Il y eut un moment de silence pendant lequel j’ai imaginé les deux femmes face à face, le dossier sexuel entrouvert, et se défiant, se mesurant à la connaissance qu’elles avaient de mes livres, peut-être de ma propre personne, ma sœur se demandant si nous ne nous connaissions pas, la visiteuse et moi, et si nous n’étions pas en train de la jouer, comme elle aurait dit en une de ces expressions surannées dont elle raffolait, comme d’autres du chocolat, des pivoines ou du thé, et qui était la raison de son silence, ma sœur supposant que son interlocutrice ignorait le sens de l’expression « être grand clerc », et ainsi prête à fustiger l’ignorance des jeunes générations, quoique la visiteuse eût l’excuse de ne pas être française, encore que des personnes comme ma sœur fussent peu portées à l’indulgence, n’en ayant pas pour elle-même, au contraire de moi qui en suis dépourvu pour l’époque dans laquelle nous vivons mais qui reste prêt à absoudre les individus, pour peu qu’ils soient entrés dans une quête de vérité.

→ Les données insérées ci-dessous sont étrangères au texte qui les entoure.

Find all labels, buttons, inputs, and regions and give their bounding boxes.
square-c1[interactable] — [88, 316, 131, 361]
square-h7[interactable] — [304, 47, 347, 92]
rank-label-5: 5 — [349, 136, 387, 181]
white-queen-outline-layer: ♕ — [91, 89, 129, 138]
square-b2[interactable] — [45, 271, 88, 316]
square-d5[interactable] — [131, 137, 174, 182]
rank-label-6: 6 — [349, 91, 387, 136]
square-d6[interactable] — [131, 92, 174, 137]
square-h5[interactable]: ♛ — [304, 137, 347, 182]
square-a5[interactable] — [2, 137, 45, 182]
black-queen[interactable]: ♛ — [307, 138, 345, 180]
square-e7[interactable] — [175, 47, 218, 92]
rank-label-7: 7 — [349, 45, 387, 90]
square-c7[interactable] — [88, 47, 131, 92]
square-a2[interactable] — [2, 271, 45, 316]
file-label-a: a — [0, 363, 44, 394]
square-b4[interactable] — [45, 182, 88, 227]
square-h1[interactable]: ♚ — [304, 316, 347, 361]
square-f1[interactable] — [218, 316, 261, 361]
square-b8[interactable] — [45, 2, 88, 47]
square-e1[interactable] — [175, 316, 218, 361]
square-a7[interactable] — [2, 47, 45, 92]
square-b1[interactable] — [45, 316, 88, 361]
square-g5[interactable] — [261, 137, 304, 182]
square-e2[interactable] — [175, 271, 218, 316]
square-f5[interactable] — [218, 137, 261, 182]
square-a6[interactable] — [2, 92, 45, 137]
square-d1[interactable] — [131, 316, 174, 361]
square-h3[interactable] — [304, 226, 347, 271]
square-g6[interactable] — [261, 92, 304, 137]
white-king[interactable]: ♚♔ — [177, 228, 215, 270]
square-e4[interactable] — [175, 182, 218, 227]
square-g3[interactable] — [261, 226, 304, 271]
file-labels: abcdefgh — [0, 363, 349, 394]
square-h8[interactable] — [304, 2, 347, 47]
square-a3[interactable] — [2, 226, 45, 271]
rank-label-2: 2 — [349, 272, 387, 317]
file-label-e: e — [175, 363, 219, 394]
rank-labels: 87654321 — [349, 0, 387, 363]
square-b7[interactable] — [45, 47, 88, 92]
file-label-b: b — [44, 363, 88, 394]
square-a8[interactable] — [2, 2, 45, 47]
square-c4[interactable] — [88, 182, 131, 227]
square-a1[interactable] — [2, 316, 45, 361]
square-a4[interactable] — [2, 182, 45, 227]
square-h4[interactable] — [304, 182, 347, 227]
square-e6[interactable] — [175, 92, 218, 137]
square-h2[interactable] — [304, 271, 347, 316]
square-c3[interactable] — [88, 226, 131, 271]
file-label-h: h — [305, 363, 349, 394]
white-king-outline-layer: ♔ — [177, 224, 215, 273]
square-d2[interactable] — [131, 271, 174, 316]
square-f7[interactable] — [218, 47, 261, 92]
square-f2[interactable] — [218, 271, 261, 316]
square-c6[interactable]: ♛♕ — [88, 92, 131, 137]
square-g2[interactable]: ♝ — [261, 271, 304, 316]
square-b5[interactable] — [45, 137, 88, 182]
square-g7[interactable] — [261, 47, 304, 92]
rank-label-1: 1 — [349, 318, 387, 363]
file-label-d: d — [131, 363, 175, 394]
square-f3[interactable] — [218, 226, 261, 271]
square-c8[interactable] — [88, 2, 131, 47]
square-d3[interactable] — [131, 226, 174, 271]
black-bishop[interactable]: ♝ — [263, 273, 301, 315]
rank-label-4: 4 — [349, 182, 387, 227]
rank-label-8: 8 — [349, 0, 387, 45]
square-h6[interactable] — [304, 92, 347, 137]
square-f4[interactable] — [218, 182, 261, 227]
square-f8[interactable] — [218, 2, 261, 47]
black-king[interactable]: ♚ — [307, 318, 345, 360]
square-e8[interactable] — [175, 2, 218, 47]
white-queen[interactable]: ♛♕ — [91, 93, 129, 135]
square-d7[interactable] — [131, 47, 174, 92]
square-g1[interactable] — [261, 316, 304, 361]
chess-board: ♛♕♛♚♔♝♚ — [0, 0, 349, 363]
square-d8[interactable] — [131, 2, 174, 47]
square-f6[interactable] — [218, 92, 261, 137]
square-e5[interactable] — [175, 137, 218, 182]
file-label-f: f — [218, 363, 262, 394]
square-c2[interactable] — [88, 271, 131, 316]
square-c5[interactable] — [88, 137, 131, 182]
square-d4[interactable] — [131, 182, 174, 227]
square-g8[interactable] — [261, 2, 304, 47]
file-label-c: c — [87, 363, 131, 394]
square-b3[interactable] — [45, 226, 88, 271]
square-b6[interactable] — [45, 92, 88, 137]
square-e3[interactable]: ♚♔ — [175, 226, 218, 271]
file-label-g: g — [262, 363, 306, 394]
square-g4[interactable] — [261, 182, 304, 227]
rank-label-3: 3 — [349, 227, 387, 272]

« La question sexuelle était devenue entre Mathilde et mon frère une affaire qu’il fallait régler d’une manière ou d’une autre, chacun le savait mais préférait laisser les choses en l’état, dans un suspens dont ils devinaient qu’il était préférable au passage à l’acte, lequel a souvent quelque chose de désespéré quand l’amour n’y est pas ou que le désir n’est pas immédiat ni également partagé, n’est-ce pas…», poursuivait ma sœur en supposant chez la visiteuse une expérience que celle-ci n’avait peut-être pas, à vingt-trois ou vingt-cinq ans, et à propos de quoi je me demandais quelle était celle de ma sœur, sur qui ma position d’auditeur, sinon de voyeur, en tout cas fantomatique, me donnait une perspective inédite car, je le répète, cette femme, sans m’être rien, m’avait en quelque sorte voué sa vie, et je ne savais presque rien d’elle, au moins de sa vie amoureuse ; une vie dont elle ne m’avait jamais parlé et dont je n’avais rien voulu savoir, jusqu’à ce jour où la visiteuse me révélait une femme inconnue, bien plus audacieuse que la sœur taciturne et austère que je m’étais donnée, la visiteuse se révélant également audacieuse, pouvais-je dire de cette jeune Libanaise dont je ne connaissais que la silhouette et la voix, et que j’imaginais tout à la fois savante et innocente, comme tant de jeunes femmes d’aujourd’hui, et cependant discrète, sinon pudique, ne répondant rien à ma sœur sur la dimension artistique du sexe, à quoi elle se promettait de penser tout à loisir, le même soir, dans sa chambre d’hôtel, imaginais-je, après s’être regardée dans le mauvais miroir de l’armoire en faux acajou dressé face à son lit et devant lequel, ce miroir, elle ne pouvait dormir ni laisser la porte ouverte, car cela porte malheur, dit-on, et le recouvrant donc d’une robe pendue à un cintre qu’elle avait accroché au faîte de l’armoire afin de ne pas voir surgir de l’eau du miroir son propre reflet, celui qu’elle avait contemplé entre les barreaux du lit, quand elle s’était allongée, nue, pour tirer d’elle-même un plaisir qu’on a tort de dire solitaire car il convoque toutes les figures de nos songes, une main experte pouvant faire naître plus de plaisir qu’un partenaire plus ou moins habile, et un doigt ouvrant quelquefois le monde, pensais-je, sur mon propre lit, tandis que ma sœur en revenait aux fleurs et à la musique, et à l’importance qu’elles avaient pour Mathilde Dombrecht.